Mimo wszystko dyspozycja nie jest już tak dobra jak w pierwszych pięciu meczach. Forma będzie teraz szła w górę?

- Myślę, że tak. Powinno być, co raz lepiej. Musimy tworzyć zespół tak, jak w pierwszych pięciu meczach. Najważniejsza jest koncentracja i ciężka wspólna praca.

Za tydzień wyjeżdżacie do Torunia. Później przed wami najważniejszy, przynajmniej dla kibiców, mecz derbowy z AZS-em Radex Szczecin.

- O derbach na razie nie myślimy. Przed nami ciężki mecz w Toruniu.
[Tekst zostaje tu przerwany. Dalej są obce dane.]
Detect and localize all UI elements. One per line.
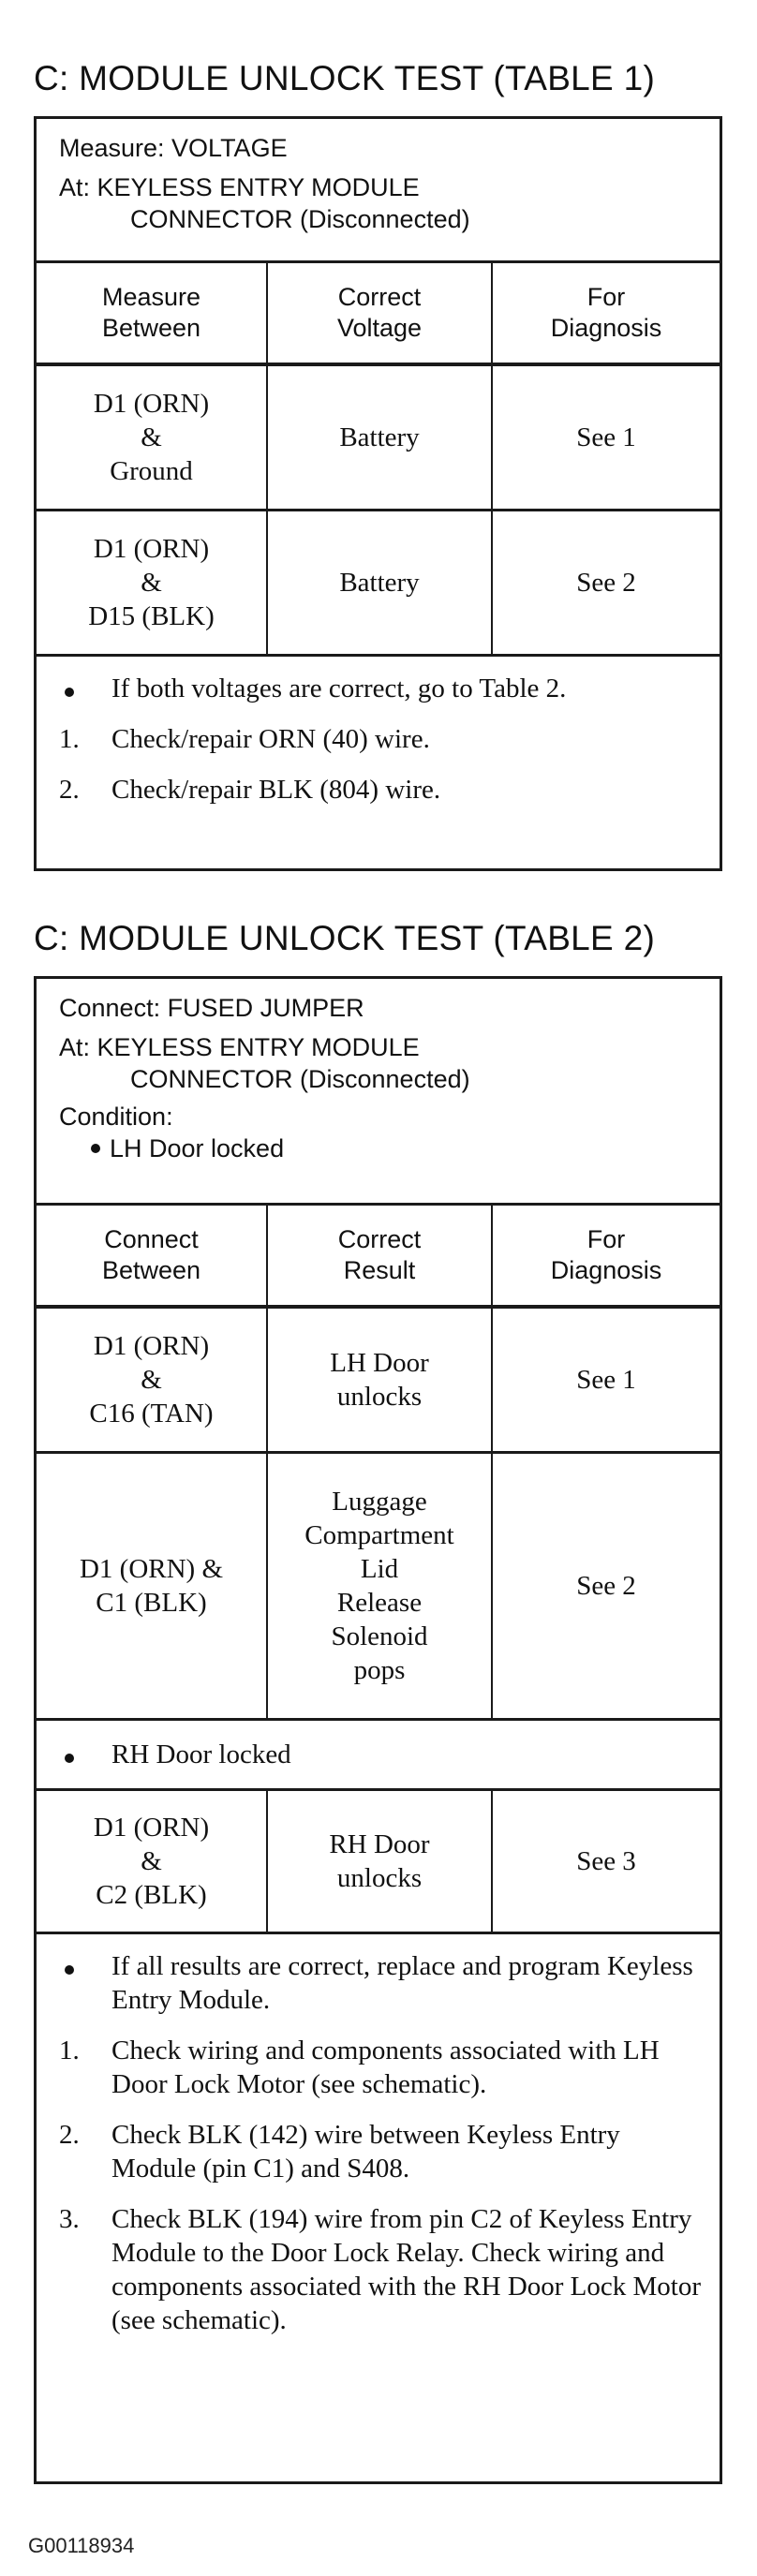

Trzeba będzie pokazać jeszcze większy charakter niż w sobotę ze Zniczem i zwyciężyć. A później będziemy myśleć o derbach i wiadomo, że również trzeba wygrać ten mecz.

W porównaniu z poprzednim sezonem poprawił pan swoje indywidualne osiągnięcia zarówno pod względem zdobyczy punktowych jak i ilości zbieranych piłek.
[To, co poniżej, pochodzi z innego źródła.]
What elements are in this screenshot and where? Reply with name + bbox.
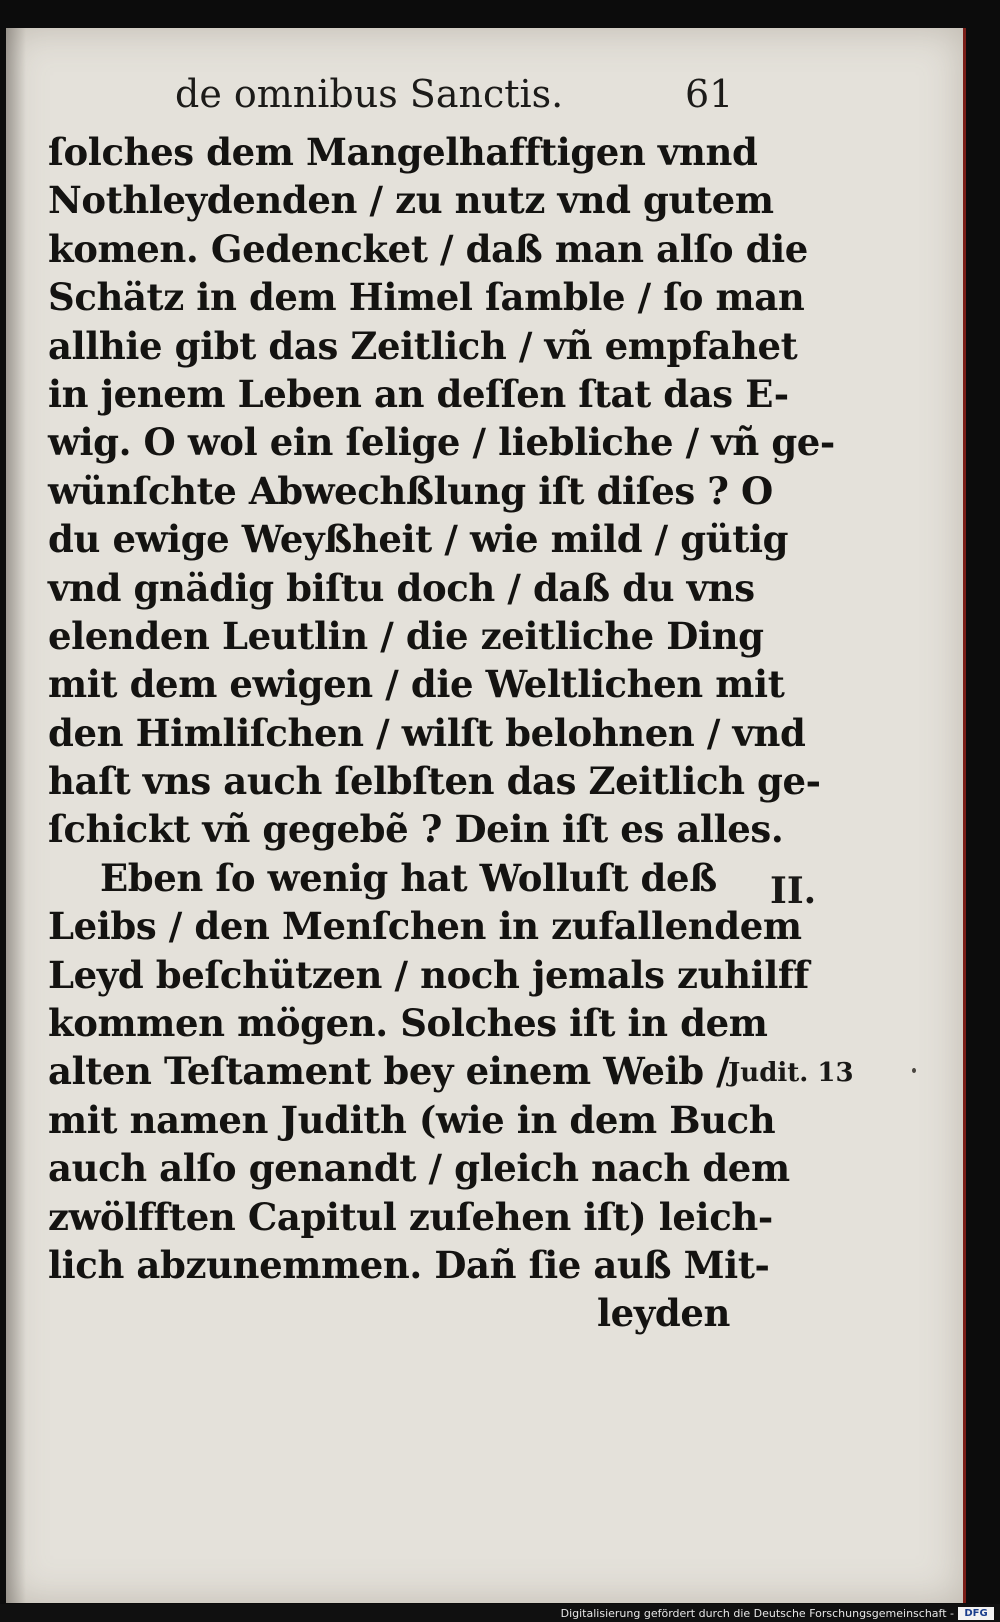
margin-bible-reference: Judit. 13	[728, 1058, 854, 1088]
ink-speck	[912, 1068, 916, 1073]
text-line: komen. Gedencket / daß man alſo die	[48, 226, 808, 271]
running-head	[175, 72, 735, 122]
text-line: zwölfften Capitul zuſehen iſt) leich-	[48, 1194, 773, 1239]
text-line: wig. O wol ein ſelige / liebliche / vñ ge-	[48, 420, 835, 465]
footer-credit: Digitalisierung gefördert durch die Deutsche Forschungsgemeinschaft -	[560, 1607, 954, 1620]
catchword: leyden	[596, 1291, 730, 1336]
text-line: Schätz in dem Himel ſamble / ſo man	[48, 275, 805, 320]
text-line: Nothleydenden / zu nutz vnd gutem	[48, 178, 774, 223]
text-line: mit dem ewigen / die Weltlichen mit	[48, 662, 785, 707]
text-line: du ewige Weyßheit / wie mild / gütig	[48, 517, 789, 562]
page-number: 61	[685, 72, 734, 116]
text-line: in jenem Leben an deſſen ſtat das E-	[48, 371, 789, 416]
text-line: Leibs / den Menſchen in zufallendem	[48, 904, 802, 949]
text-line: wünſchte Abwechßlung iſt diſes ? O	[48, 468, 773, 513]
text-line: allhie gibt das Zeitlich / vñ empfahet	[48, 323, 798, 368]
text-line: auch alſo genandt / gleich nach dem	[48, 1146, 790, 1191]
text-line: elenden Leutlin / die zeitliche Ding	[48, 613, 764, 658]
text-line: alten Teſtament bey einem Weib /	[48, 1049, 730, 1094]
text-line: haſt vns auch ſelbſten das Zeitlich ge-	[48, 759, 821, 804]
text-line: kommen mögen. Solches iſt in dem	[48, 1001, 768, 1046]
text-line: Leyd beſchützen / noch jemals zuhilff	[48, 952, 809, 997]
text-line: ſchickt vñ gegebẽ ? Dein iſt es alles.	[48, 807, 784, 852]
margin-section-numeral: II.	[770, 870, 817, 912]
running-head-title: de omnibus Sanctis.	[175, 72, 564, 116]
text-line: lich abzunemmen. Dañ ſie auß Mit-	[48, 1242, 770, 1287]
text-line: mit namen Judith (wie in dem Buch	[48, 1097, 776, 1142]
page-gutter-shadow	[6, 28, 26, 1603]
text-line: den Himliſchen / wilſt belohnen / vnd	[48, 710, 806, 755]
paragraph-start-line: Eben ſo wenig hat Wolluſt deß	[100, 855, 717, 900]
digitization-footer	[0, 1604, 1000, 1622]
text-line: ſolches dem Mangelhafftigen vnnd	[48, 130, 758, 174]
dfg-logo: DFG	[958, 1607, 994, 1620]
text-line: vnd gnädig biſtu doch / daß du vns	[48, 565, 755, 610]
- Praca z trenerem Aleksandrowiczem dużo mi daje. Nie patrzę na statystyki. Cieszę się, że dostaję szansę na grę i chciałbym pokazać to, co najlepsze.
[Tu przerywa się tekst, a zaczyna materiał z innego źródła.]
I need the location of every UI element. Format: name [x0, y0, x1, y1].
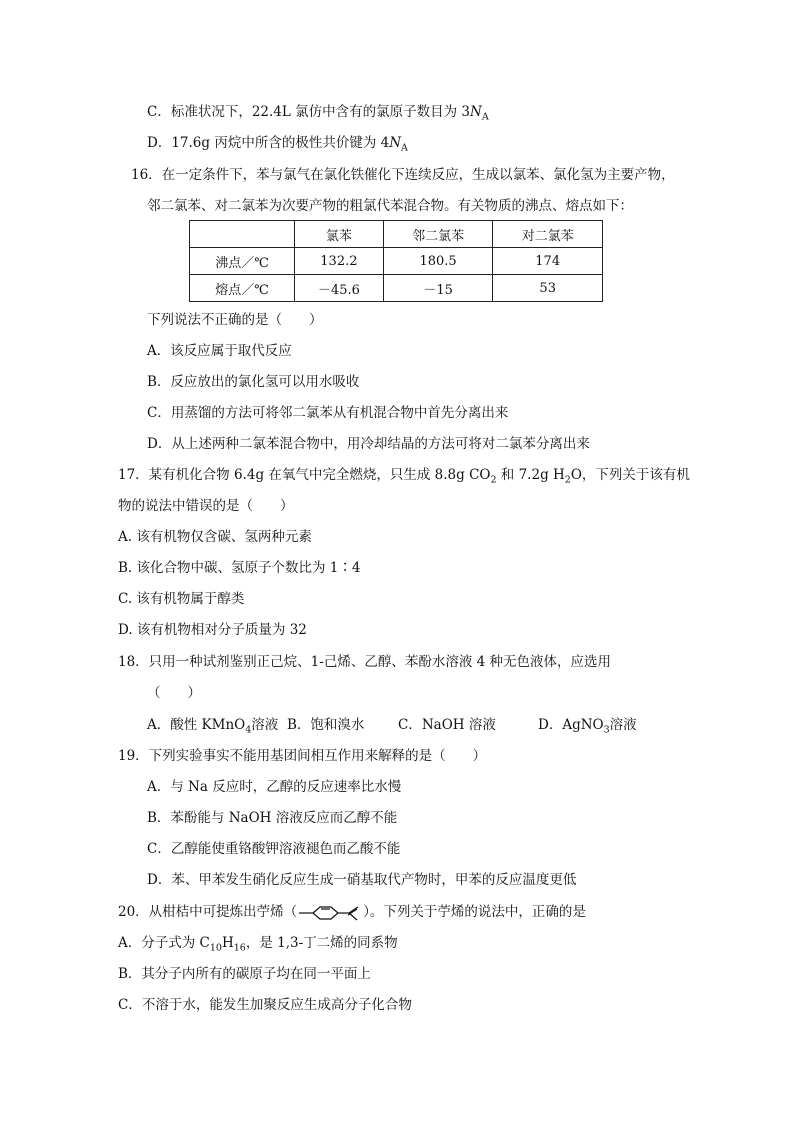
- q17-stem-line1: 17．某有机化合物 6.4g 在氧气中完全燃烧，只生成 8.8g $CO_2$ 和 7.2g $H_2O$，下列关于该有机: [118, 467, 690, 486]
- properties-table: [189, 220, 603, 302]
- table-header-cell: 氯苯: [295, 221, 384, 248]
- table-cell: 熔点／℃: [190, 275, 295, 302]
- q15-option-c: C．标准状况下，22.4L 氯仿中含有的氯原子数目为 $3N_A$: [147, 104, 489, 123]
- q17-option-d: D. 该有机物相对分子质量为 32: [118, 622, 307, 638]
- q19-option-b: B．苯酚能与 NaOH 溶液反应而乙醇不能: [147, 810, 398, 826]
- q20-stem: 20．从柑桔中可提炼出苧烯（ ）。下列关于苧烯的说法中，正确的是: [118, 904, 586, 920]
- q17-option-c: C. 该有机物属于醇类: [118, 591, 245, 607]
- table-header-row: [190, 221, 603, 248]
- limonene-structure-icon: [297, 904, 363, 922]
- q17-option-b: B. 该化合物中碳、氢原子个数比为 1∶4: [118, 560, 361, 576]
- q19-option-c: C．乙醇能使重铬酸钾溶液褪色而乙酸不能: [147, 841, 401, 857]
- table-row: [190, 275, 603, 302]
- q16-stem-line1: 16．在一定条件下，苯与氯气在氯化铁催化下连续反应，生成以氯苯、氯化氢为主要产物，: [131, 167, 675, 183]
- table-row: [190, 248, 603, 275]
- q19-option-a: A．与 Na 反应时，乙醇的反应速率比水慢: [147, 779, 402, 795]
- table-cell: 53: [493, 275, 603, 302]
- q20-option-a: A．分子式为 $C_{10}H_{16}$，是 1,3-丁二烯的同系物: [118, 935, 398, 954]
- table-cell: 沸点／℃: [190, 248, 295, 275]
- table-cell: 174: [493, 248, 603, 275]
- q16-option-c: C．用蒸馏的方法可将邻二氯苯从有机混合物中首先分离出来: [147, 405, 509, 421]
- table-header-cell: 对二氯苯: [493, 221, 603, 248]
- q16-option-b: B．反应放出的氯化氢可以用水吸收: [147, 374, 360, 390]
- q16-option-a: A．该反应属于取代反应: [147, 343, 292, 359]
- q18-option-c: C．NaOH 溶液: [398, 717, 496, 733]
- q18-option-d: D．AgNO$_3$溶液: [538, 717, 637, 736]
- q16-stem-line2: 邻二氯苯、对二氯苯为次要产物的粗氯代苯混合物。有关物质的沸点、熔点如下：: [147, 198, 633, 214]
- q16-prompt: 下列说法不正确的是（ ）: [147, 312, 323, 328]
- table-cell: －45.6: [295, 275, 384, 302]
- q20-option-c: C．不溶于水，能发生加聚反应生成高分子化合物: [118, 997, 412, 1013]
- q18-stem-line1: 18．只用一种试剂鉴别正己烷、1-己烯、乙醇、苯酚水溶液 4 种无色液体，应选用: [118, 654, 611, 670]
- q15-option-d: D．17.6g 丙烷中所含的极性共价键为 $4N_A$: [147, 135, 408, 154]
- table-cell: 180.5: [383, 248, 493, 275]
- q18-stem-line2: （ ）: [147, 685, 201, 701]
- q19-option-d: D．苯、甲苯发生硝化反应生成一硝基取代产物时，甲苯的反应温度更低: [147, 872, 577, 888]
- q17-option-a: A. 该有机物仅含碳、氢两种元素: [118, 529, 312, 545]
- q17-stem-line2: 物的说法中错误的是（ ）: [118, 498, 294, 514]
- q19-stem: 19．下列实验事实不能用基团间相互作用来解释的是（ ）: [118, 748, 487, 764]
- q16-option-d: D．从上述两种二氯苯混合物中，用冷却结晶的方法可将对二氯苯分离出来: [147, 436, 590, 452]
- table-corner-cell: [190, 221, 295, 248]
- table-cell: 132.2: [295, 248, 384, 275]
- q18-option-b: B．饱和溴水: [287, 717, 365, 733]
- table-cell: －15: [383, 275, 493, 302]
- table-header-cell: 邻二氯苯: [383, 221, 493, 248]
- q20-option-b: B．其分子内所有的碳原子均在同一平面上: [118, 966, 371, 982]
- q18-option-a: A．酸性 KMnO$_4$溶液: [147, 717, 279, 736]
Ten sezon może jest łatwiejszy, dlatego, że przepracował pan okres przygotowawczy, a przed nim były pełne wakacje. Rok temu, gdy inni odpoczywali grał pan i trenował z reprezentacją Polski U20.

- Trochę odpocząłem. Poprzedni sezon był cały czas w biegu. Kadra połączona z pracą w klubie i praktycznie nie miałem czasu na odpoczynek. Teraz z trenerem przepracowaliśmy ciężko okres przygotowawczy i to przyniosło oczekiwany efekt.

Dla pana przepustką do pierwszego składu Spójni był przepis o młodzieżowcu, który wszedł w życie kilka lat temu.

- To był dla mnie kluczowy sezon, w którym mogłem się pokazać.

Ale teraz nawet bez tego przywileju gra pan regularnie i w każdym meczu wychodzi w pierwszej piątce.

- Może już trochę dojrzałem. Z wiekiem poukładało się w głowie. Gra seniorska jest coraz lepsza i bardziej się na niej koncentruję.

Może spodziewał się pan jeszcze szybszego postępu i transferu do PLK?

- Nie, to były młodzieńcze szaleństwa, żeby pójść do ekstraklasy. Teraz to się uspokoiło. Trzeba ciężko pracować, żeby dostać się na najwyższy poziom.

Jakie cele w takim razie stawia sobie Łukasz Bodych na najbliższą i nieco dalszą przyszłość?

- Nie chcę tutaj stawiać sobie specjalnych wyzwań. Chciałbym ten sezon dokończyć bez żadnej kontuzji, pokazać się z jeszcze lepszej strony i walczyć o jak najwyższe cele.